Carolina School for Inquiry is in its 5th year. We have made AYP for two years in a row, with test scores that exceed many of the district's best schools. We have done this without teaching to the test, without segregating the blue birds from the red birds from the crows, without breaking the spirits of the children.
We have done this with child-centered, inquiry-based, multi-aged education. Innovation that has been proven to work for all children and not just for children of privilege.
Now it is time for the board of directors to work hand-in-glove with the director to make sure that this success is sustainable, long after we are gone.
In the development of a charter school, as with a young nation, there is a need for different kinds of leaders at different times. Some can transition, but others will move on to new projects that better suit their style and emotional needs.
The early leaders of CSI were visionaries and charismatic leaders who were able to convince people to take a chance with their most precious resources, their children, and to pin their hopes on a new way of teaching and learning... a new way of thinking. Like the leaders of the American Revolution, such as Samuel Adams, Patrick Henry, & Benjamin Franklin, they were flashy, fast and opinionated. The charisma was palatable and people were drawn like moths to a flame. And that was good.
After CSI was established, the mission remained the same, but the job at hand shifted from recruitment and rhetoric to "making it happen." Carolina School for Inquiry was fortunate to have a director who had the diverse skill set necessary to make the "fine fine ideas" a "fine fine school."
I'm constantly amazed at the things Victoria Dixon-Mokeba has done. The job hasn't been easy and it hasn't been glamorous. There will be no parades or national holidays in her honor. She has charisma, although it's not the kind that sucks the oxygen out of any room she enters. It's not a "look at me" charisma, but the charisma that you feel when you talk to someone who is really interested in you, your child, and your ideas. She has developed her natural empathy, organizational skills, determination and dignity into a skill set that pretty much defines "great charter school leader." I think that one of the most important skills is her humility, her ability to set aside her ego in order to listen to others and to learn new things. She is determined and hard working and has inspired (and sometimes cajoled) those around her to work as hard and to take the responsibility that comes with freedom and flexibility. Although I think there must be other people who could have lead Carolina School for Inquiry through the tumultuous first five years, I am not sure anyone could have brought us to this point of success. Most of the board members over the past five years have supported Ms.

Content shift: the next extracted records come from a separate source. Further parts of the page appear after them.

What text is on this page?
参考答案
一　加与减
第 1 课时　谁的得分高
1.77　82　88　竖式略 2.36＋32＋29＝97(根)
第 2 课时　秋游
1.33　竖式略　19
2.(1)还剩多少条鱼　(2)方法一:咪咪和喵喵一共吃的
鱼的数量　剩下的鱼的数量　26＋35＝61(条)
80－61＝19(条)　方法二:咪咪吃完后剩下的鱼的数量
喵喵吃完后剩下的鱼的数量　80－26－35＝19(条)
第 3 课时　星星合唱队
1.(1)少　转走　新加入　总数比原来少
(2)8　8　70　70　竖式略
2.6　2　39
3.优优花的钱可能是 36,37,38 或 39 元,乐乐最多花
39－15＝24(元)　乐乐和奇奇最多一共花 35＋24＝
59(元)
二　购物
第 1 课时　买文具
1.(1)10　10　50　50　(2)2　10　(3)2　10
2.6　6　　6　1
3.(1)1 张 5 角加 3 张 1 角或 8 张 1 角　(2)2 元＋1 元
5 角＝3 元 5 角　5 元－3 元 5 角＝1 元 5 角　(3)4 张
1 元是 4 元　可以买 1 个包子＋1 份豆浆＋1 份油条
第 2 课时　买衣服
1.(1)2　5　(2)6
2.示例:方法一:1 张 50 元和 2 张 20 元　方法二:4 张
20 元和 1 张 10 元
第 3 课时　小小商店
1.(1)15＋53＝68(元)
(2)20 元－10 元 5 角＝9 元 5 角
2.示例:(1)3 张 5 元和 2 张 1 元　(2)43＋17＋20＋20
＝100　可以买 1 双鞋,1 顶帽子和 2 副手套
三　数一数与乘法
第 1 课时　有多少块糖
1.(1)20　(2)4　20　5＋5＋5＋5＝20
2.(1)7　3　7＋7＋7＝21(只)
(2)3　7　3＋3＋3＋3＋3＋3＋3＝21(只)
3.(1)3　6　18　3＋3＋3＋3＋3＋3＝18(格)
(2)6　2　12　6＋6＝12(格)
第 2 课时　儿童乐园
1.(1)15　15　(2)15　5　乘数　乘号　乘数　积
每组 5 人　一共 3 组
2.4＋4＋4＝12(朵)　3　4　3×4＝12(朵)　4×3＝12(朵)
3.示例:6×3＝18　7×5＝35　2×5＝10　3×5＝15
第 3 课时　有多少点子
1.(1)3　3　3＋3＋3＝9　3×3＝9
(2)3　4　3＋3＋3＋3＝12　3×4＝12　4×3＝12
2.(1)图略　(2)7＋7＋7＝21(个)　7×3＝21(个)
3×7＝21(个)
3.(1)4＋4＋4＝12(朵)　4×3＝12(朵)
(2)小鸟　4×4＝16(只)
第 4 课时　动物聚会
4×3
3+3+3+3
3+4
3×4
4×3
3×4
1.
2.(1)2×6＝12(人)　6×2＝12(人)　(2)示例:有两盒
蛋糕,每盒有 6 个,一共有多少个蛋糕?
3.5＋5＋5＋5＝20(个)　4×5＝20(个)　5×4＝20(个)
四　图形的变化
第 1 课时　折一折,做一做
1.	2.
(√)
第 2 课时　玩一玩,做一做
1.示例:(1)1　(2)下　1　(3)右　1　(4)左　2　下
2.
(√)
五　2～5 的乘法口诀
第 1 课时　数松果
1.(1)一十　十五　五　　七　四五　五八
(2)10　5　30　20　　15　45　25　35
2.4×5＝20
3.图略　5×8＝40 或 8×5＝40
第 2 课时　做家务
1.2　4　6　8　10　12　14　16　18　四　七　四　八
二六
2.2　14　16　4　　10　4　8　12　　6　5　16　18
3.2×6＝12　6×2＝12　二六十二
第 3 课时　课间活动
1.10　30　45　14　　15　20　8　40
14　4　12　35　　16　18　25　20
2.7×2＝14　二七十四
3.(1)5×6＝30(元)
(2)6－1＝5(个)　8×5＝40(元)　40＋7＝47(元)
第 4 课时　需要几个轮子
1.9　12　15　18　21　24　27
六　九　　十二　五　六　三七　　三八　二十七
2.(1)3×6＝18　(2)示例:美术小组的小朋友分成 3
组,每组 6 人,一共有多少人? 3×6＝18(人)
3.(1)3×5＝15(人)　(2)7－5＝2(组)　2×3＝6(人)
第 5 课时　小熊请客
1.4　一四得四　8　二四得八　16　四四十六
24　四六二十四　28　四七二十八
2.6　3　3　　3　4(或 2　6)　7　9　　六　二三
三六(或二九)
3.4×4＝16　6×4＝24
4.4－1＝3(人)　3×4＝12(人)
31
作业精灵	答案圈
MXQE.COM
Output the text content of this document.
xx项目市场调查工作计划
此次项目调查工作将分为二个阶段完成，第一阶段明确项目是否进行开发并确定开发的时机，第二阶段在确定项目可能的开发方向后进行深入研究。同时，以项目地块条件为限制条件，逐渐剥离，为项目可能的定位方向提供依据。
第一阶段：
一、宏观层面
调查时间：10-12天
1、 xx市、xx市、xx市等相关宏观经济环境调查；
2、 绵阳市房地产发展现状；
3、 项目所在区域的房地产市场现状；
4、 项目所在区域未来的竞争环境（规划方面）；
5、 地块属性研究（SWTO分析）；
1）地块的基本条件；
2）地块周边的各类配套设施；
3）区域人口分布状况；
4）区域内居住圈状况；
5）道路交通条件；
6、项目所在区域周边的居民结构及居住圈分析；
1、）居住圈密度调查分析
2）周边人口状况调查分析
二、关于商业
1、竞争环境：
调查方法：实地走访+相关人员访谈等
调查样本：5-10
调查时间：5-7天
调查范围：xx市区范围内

Dixon-Mokeba as she lead the school through the development phase.
And now we are here, what next?
The Carolina School for Inquiry Board of Directors needs to move CSI from "fine idea" to "fine fine school" to "fantastic model of a fine fine school."
- After a brief return to the cult of personality, it is time for the board to re-establish policies and procedures that serve as clear guidelines for the administrator, faculty, staff, parents and children, so that the director can operate without fear that the board will "get her" to satisfy a private grudge or to meet a private need.
- The Board of Directors needs to establish a 10-year plan, which should include the funding and purchase of a school building so that CSI is no longer used as a pawn in the drama and personnel issues of other agencies.
- A long-term sustainable fund-raising plan needs to be developed, and I'm not talking about wrapping paper and donuts.
- We need to support and encourage the development of cutting-edge movements in education in order to serve the students and their families better and better. I'm particularly excited about the plan being implemented by the special education teachers to help kids before they become paralyzed by their labels. (I think this is going on, unless the past board shut it down.) The board needs to encourage innovation, through its support of the director's initiatives.
- CSI needs to serve as a resource to other schools and educators who want to develop child-centered, inquiry-based, multi-aged schools. We need to allow the director to re-establish relationships with colleges and universities in the area. We need to work with groups hoping to form middle or high schools on the inquiry model and with people who want to replicate the K-6 model of CSI.
There is a vision that I share with Victoria Dixon-Mokeba and with many other former board members and members of the CSI community: A Vision of Sustainability. And that will be our reward.